The court also sided with the plaintiffs regarding their argument that Trueblood and Johnson interfered with the contract they had with FRC in violation of 42 U.S.C. ¶ 1981. The plaintiffs claimed that they paid tuition to FRC for educational services and in return FRC entered into a contractual relationship to provide access to FRC programs, activities and instruction. “In the past, the policy was to accept all returning players who were academically eligible,” wrote the court. “Trueblood and Johnson had the authority from FRC to recruit or reject student athletes for the football team, and used this authority to change the usual policy in a racially discriminatory manner, preventing the plaintiffs from returning to the football team and obtaining the benefits that they expected from attendance at FRC.” The court added that the plaintiffs’ allegations “are sufficient at this stage of the pleadings to show that Plaintiffs were denied the benefits that they contracted for,” necessitating the dismissal of the defendants’ motion to dismiss on that claim.
Similarly, the court ruled for the plaintiffs on the question of whether their rights had been denied under the Equal Protection Clause of the Fourteenth Amendment. Specifically, the plaintiffs alleged that the defendants treated “black student-athletes differently than white student-athletes” when a higher number of black students were cut from the team in comparison to the number of white students cut from the team.

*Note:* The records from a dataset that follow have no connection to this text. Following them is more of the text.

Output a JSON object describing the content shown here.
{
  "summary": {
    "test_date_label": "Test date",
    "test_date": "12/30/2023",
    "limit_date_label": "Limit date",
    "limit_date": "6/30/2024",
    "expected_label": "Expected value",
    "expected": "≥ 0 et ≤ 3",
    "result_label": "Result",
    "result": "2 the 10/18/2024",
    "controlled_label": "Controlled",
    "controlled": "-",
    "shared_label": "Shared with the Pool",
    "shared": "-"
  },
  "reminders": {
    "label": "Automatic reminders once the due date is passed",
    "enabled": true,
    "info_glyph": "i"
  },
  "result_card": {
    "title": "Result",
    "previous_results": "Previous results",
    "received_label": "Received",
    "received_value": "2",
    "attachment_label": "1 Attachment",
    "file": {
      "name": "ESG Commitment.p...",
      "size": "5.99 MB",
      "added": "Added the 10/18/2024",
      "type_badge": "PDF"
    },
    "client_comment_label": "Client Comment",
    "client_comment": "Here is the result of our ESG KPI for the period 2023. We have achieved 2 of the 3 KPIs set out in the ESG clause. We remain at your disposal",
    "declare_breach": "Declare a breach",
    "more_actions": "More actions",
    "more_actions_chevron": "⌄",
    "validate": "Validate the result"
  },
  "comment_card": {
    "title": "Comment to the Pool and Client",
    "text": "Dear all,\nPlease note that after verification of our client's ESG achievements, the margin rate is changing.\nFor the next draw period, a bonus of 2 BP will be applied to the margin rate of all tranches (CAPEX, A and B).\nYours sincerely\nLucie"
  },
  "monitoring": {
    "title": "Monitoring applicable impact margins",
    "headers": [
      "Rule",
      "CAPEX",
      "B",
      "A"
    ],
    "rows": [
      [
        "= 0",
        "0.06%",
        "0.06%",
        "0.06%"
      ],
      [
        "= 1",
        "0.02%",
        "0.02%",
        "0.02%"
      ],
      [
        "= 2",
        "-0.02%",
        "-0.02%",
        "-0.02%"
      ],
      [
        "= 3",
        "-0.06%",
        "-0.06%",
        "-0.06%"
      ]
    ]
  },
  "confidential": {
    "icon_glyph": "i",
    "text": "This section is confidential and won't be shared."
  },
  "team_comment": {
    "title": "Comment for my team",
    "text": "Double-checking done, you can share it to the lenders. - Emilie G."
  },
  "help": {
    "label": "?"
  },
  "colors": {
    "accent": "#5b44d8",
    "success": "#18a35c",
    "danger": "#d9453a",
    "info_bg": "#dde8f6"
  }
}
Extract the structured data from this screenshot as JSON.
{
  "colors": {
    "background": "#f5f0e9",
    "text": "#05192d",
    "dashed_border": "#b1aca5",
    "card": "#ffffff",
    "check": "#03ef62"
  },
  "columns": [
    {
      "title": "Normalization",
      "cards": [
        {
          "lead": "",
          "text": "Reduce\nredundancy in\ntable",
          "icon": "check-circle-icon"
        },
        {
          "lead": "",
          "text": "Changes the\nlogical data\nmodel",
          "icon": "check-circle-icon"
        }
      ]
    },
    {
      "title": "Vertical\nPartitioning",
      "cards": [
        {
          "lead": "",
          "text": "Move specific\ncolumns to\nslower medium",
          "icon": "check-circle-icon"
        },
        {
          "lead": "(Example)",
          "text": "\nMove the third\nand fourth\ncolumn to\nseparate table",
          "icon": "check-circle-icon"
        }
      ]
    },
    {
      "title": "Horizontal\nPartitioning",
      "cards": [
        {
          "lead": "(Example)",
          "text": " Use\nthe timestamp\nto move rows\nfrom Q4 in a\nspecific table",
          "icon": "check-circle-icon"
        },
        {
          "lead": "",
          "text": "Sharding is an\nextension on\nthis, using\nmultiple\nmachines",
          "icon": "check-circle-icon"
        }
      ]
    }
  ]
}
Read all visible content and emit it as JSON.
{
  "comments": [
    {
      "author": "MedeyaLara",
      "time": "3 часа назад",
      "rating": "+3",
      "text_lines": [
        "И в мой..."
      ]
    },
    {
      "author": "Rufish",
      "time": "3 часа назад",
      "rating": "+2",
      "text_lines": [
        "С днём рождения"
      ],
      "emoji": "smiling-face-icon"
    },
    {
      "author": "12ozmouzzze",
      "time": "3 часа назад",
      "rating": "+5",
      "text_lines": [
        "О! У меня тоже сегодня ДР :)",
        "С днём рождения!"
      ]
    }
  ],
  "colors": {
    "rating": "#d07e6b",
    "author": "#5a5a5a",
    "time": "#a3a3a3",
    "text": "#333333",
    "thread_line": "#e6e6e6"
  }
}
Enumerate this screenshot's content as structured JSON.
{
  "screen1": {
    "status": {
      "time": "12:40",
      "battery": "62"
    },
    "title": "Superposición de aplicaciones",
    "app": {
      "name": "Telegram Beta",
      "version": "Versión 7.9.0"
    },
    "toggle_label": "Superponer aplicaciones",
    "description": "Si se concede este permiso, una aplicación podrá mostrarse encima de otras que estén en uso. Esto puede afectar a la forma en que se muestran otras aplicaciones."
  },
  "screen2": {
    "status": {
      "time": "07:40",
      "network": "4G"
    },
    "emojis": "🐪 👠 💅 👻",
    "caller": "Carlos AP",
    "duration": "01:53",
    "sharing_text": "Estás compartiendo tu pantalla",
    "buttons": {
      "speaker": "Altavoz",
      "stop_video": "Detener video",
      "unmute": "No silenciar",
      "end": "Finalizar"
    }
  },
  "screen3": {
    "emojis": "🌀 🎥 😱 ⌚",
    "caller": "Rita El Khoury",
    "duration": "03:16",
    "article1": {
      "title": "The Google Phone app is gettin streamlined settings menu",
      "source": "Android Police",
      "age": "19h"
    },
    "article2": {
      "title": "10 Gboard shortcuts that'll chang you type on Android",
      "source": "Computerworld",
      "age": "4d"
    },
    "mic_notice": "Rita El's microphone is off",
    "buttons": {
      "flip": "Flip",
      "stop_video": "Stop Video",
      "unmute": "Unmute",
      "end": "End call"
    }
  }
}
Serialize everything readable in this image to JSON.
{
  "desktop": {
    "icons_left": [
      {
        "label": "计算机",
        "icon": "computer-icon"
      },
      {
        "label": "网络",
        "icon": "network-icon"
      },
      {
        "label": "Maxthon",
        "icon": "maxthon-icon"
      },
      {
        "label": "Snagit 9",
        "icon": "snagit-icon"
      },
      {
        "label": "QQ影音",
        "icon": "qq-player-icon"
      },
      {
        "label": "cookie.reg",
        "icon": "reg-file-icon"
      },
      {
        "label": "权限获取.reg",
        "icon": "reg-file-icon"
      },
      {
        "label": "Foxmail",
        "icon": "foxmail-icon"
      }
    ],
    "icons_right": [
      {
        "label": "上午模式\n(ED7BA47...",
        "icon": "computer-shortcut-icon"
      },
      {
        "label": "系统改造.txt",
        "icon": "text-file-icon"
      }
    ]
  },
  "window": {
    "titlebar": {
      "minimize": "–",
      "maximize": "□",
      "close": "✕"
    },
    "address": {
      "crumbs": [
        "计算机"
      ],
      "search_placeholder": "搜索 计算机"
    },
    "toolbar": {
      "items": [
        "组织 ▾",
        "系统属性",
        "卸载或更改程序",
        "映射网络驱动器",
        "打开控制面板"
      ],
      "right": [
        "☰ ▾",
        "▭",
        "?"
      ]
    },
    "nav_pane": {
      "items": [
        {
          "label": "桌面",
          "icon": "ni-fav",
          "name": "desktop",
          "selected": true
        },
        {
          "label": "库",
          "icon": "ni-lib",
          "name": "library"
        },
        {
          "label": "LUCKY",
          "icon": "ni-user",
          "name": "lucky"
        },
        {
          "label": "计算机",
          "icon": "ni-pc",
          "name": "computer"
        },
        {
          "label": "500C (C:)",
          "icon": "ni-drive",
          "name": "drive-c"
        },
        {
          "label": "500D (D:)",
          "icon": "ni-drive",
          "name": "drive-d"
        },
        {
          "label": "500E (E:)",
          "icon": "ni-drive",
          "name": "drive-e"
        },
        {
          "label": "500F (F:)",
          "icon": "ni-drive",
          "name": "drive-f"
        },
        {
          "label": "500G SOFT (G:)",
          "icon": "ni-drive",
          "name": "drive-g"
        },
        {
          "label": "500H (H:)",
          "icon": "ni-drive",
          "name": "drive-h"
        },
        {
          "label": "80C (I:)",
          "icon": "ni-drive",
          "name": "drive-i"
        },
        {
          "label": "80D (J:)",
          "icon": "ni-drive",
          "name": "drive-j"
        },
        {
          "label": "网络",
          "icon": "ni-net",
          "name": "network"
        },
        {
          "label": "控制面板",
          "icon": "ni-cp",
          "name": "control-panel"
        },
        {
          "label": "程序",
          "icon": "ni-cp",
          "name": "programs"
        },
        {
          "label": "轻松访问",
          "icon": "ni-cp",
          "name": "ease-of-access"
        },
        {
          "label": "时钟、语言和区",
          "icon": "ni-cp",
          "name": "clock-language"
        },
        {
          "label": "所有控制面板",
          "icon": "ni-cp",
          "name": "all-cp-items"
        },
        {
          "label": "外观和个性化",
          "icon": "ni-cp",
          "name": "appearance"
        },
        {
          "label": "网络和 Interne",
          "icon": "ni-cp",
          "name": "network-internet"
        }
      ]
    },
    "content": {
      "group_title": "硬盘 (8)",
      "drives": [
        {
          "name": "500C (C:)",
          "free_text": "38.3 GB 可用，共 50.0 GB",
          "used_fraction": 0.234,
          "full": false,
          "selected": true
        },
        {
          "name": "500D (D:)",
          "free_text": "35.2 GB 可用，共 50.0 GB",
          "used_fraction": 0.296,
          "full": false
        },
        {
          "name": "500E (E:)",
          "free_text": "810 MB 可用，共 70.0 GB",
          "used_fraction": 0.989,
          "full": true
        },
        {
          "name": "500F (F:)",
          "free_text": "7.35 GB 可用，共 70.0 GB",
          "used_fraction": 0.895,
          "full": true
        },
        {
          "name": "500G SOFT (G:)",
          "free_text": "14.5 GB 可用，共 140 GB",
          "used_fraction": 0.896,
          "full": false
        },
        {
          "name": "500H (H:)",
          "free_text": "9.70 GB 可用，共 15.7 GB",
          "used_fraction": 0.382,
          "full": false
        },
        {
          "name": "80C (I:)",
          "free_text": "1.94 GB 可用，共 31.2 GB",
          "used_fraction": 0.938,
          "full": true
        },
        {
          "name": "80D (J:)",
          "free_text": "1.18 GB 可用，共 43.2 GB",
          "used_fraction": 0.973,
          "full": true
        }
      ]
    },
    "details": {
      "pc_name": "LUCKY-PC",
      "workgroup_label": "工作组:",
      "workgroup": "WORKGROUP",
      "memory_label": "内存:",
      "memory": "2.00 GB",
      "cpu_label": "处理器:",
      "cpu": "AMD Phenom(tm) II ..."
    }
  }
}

Emory Boyd, Jr., et al. v. Feather River Community College District et al.; E.D. Cal.; Case No. 2:11-CV-0231 JAM-EFB, 2011 U.S. Dist. LEXIS 121683; 10/20/11.
Attorneys of Record: (for plaintiffs) Diane K Vaillancourt, Diane K. Vaillancourt Attorney at Law, Santa Cruz, CA; Terri H. Keyser-Cooper, Law Office of Terri Keyser-Cooper, Reno, NV. (for defendants) Jennifer Lynn Hippo, LEAD ATTORNEY, Johnson Schachter & Lewis, Sacramento, CA.